Newly Released Tapes Reveal Princess Diana’s Feelings on Her Wedding to Prince Charles: “The Whole Thing Was Ridiculous”
On the heels of the twenty-sixth anniversary of her death in a Parisian car accident at age 36, newly unearthed tapes of Princess Diana’s thoughts on her marriage, family, and mental health have been released, multiple outlets report.
The tapes were recorded for Andrew Morton, the man who would essentially become Diana’s biographer, for his book Diana: Her True Story, released in 1992. The tapes, The Mirror reports, are expected to be released next year as part of a documentary, called Diana: The Rest of Her Story; while it would have been virtually impossible to interview Diana for the book, the tapes were Morton’s way to communicate with the then Princess of Wales secretly. While much of the tapes’ content has been covered already in print and the 2017 documentary Diana: In Her Own Words, more details and quotes that haven’t been spoken about before are coming to light. Here are a few of the revelations from the seven hours’ worth of tapes, of which Morton said “I think people will get a very vivid sense of her personality and her character.”

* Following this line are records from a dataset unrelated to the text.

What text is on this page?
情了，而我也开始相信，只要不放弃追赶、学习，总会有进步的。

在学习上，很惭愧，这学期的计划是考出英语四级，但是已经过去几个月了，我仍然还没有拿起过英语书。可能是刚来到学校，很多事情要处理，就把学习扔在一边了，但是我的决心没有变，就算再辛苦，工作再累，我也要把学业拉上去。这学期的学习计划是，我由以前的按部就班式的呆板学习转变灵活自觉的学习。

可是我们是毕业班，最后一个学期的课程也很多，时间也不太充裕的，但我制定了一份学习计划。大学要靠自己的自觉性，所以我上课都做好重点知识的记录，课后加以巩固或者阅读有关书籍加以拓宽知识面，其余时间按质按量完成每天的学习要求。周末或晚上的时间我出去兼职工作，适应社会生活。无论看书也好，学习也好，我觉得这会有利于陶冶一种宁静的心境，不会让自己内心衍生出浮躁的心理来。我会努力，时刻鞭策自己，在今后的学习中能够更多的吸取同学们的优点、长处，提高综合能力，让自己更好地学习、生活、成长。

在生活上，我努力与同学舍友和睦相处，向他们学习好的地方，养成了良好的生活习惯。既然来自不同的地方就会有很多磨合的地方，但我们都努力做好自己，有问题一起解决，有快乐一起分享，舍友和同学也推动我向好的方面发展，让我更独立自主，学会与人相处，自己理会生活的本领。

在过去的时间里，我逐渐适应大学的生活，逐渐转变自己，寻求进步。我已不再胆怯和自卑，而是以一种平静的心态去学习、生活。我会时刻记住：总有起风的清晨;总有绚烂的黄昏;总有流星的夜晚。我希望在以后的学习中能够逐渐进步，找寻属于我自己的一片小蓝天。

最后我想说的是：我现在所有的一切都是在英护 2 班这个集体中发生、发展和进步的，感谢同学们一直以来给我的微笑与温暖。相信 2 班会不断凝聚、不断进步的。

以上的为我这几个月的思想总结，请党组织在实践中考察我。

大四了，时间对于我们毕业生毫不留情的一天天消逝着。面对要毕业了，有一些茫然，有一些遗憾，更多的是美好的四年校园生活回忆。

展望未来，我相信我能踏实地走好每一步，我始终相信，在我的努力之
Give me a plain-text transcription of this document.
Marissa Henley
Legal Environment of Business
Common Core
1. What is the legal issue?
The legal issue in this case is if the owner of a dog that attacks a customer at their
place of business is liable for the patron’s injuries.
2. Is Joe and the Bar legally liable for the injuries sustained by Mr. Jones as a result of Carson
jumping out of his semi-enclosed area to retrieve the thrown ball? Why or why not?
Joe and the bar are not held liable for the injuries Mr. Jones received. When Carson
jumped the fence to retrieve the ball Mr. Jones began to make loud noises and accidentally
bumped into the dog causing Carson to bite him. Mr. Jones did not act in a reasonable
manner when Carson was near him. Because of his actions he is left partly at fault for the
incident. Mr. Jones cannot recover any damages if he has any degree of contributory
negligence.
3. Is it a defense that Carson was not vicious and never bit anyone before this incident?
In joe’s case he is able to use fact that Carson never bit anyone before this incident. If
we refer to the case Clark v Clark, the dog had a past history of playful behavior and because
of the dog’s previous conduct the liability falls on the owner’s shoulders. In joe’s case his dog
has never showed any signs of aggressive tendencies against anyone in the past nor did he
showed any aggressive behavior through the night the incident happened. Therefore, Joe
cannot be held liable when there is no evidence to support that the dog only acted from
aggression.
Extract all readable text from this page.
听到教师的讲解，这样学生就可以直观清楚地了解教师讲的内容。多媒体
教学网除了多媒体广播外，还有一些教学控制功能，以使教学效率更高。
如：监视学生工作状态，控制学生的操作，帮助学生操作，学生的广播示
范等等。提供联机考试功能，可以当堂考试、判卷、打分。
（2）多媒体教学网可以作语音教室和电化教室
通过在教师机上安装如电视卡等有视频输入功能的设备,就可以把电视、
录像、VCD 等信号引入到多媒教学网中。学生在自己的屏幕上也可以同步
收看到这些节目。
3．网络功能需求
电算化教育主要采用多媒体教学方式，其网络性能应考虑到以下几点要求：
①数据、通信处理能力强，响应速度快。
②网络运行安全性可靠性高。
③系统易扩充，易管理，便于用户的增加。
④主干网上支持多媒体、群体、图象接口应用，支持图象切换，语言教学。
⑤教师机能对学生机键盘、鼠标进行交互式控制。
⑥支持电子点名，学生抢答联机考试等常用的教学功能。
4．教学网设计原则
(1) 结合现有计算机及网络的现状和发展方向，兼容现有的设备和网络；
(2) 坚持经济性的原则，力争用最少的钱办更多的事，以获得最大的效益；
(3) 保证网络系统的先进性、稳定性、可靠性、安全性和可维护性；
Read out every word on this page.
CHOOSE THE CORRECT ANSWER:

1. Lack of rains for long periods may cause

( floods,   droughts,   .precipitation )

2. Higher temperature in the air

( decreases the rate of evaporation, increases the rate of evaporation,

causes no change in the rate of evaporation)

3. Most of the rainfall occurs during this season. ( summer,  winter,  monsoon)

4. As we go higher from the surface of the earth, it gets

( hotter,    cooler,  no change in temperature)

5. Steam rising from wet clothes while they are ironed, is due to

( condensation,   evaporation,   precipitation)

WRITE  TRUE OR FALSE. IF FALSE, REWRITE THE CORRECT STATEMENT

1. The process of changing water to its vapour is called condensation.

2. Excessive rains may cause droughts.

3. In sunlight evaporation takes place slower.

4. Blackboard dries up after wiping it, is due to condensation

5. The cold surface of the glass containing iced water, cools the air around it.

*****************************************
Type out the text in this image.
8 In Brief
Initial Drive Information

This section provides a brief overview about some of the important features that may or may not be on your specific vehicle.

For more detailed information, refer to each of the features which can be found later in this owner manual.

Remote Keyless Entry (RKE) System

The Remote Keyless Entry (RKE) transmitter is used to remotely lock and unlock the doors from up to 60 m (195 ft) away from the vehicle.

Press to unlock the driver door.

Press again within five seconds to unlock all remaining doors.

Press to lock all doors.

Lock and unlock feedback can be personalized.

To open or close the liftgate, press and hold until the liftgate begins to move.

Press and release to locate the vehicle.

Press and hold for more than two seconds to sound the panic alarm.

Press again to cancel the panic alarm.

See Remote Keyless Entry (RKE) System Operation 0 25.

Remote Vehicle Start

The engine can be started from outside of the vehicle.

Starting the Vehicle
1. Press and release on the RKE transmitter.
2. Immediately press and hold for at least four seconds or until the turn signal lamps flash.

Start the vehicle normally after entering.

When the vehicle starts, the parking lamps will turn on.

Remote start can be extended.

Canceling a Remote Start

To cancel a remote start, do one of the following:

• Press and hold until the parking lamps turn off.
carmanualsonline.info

“When the first film came out, people were blown away because they had not heard Diana talk like this before,” said Tom Jennings, the producer of both the 2017 documentary and the forthcoming film. “It’s a style of storytelling that is very difficult to do, but I think it is the closest thing to the truth that you can get, because nothing gets in your way. It is important as part of Diana’s legacy to allow more of those tapes to be heard.”
On how the then Prince Charles handled confrontation—and his desire for a daughter
Prince Charles, 32, married a just-turned-20-years-old Diana Spencer on July 29, 1981, and the marriage was a mismatch essentially from the start. Beyond their age difference, Charles and Diana were simply just too different and barely knew one another, having only seriously interacted a handful of times before their engagement. In the tapes, Diana revealed how Charles had a tendency to shut down in the wake of confrontation: “At [Prince] Harry’s christening, Charles went up to mummy and said ‘We’re so disappointed, we wanted a girl,’ and mummy snapped his head off and said ‘You should realize you are lucky to have a child that’s normal,’” Diana said. “Ever since that day, the shutters have come down. That’s what he does when he gets somebody answering back at him.” Charles and Diana had two children—Prince William, born in 1982, and Harry, born in 1984; they separated in 1992 (the same year Morton’s book was released) and eventually finalized their divorce in 1996 after 15 years of marriage.
On her wedding day
Dubbed the Wedding of the Century, Diana apparently thought the whole thing was outrageous: “It was grown up,” she said on the tapes. “Here’s Diana, a kindergarten teacher. I mean, the whole thing was ridiculous.”
On her strained relationship with her stepmother
Diana’s parents divorced when she was young, and her father remarried socialite Raine Spencer (who Diana infamously called “Acid Raine”), daughter of one of Diana’s favorite romance novelists, Barbara Cartland. Raine married Diana’s father in 1976, when Diana was 15, and of her stepmother Diana said on the tapes “I was so angry. I said, ‘I hate you so much. If you only knew how much we all hated you for what you’ve done. You ruined the house. You spent daddy’s money.’ I have said everything I possibly could. Raine said, ‘You have no idea how much pain your mother put your father through.’”
Diana continued “I said, ‘Pain, Raine? It’s one word you don’t even know how to relate to. In my job, I see people suffer like you never see. You call that pain?’ I said, ‘You’ve got a lot to learn.’ I remember really going for her gullet.” (By the way, after her divorce from Charles, Diana and Raine eventually reconciled before the Princess of Wales died in 1997.)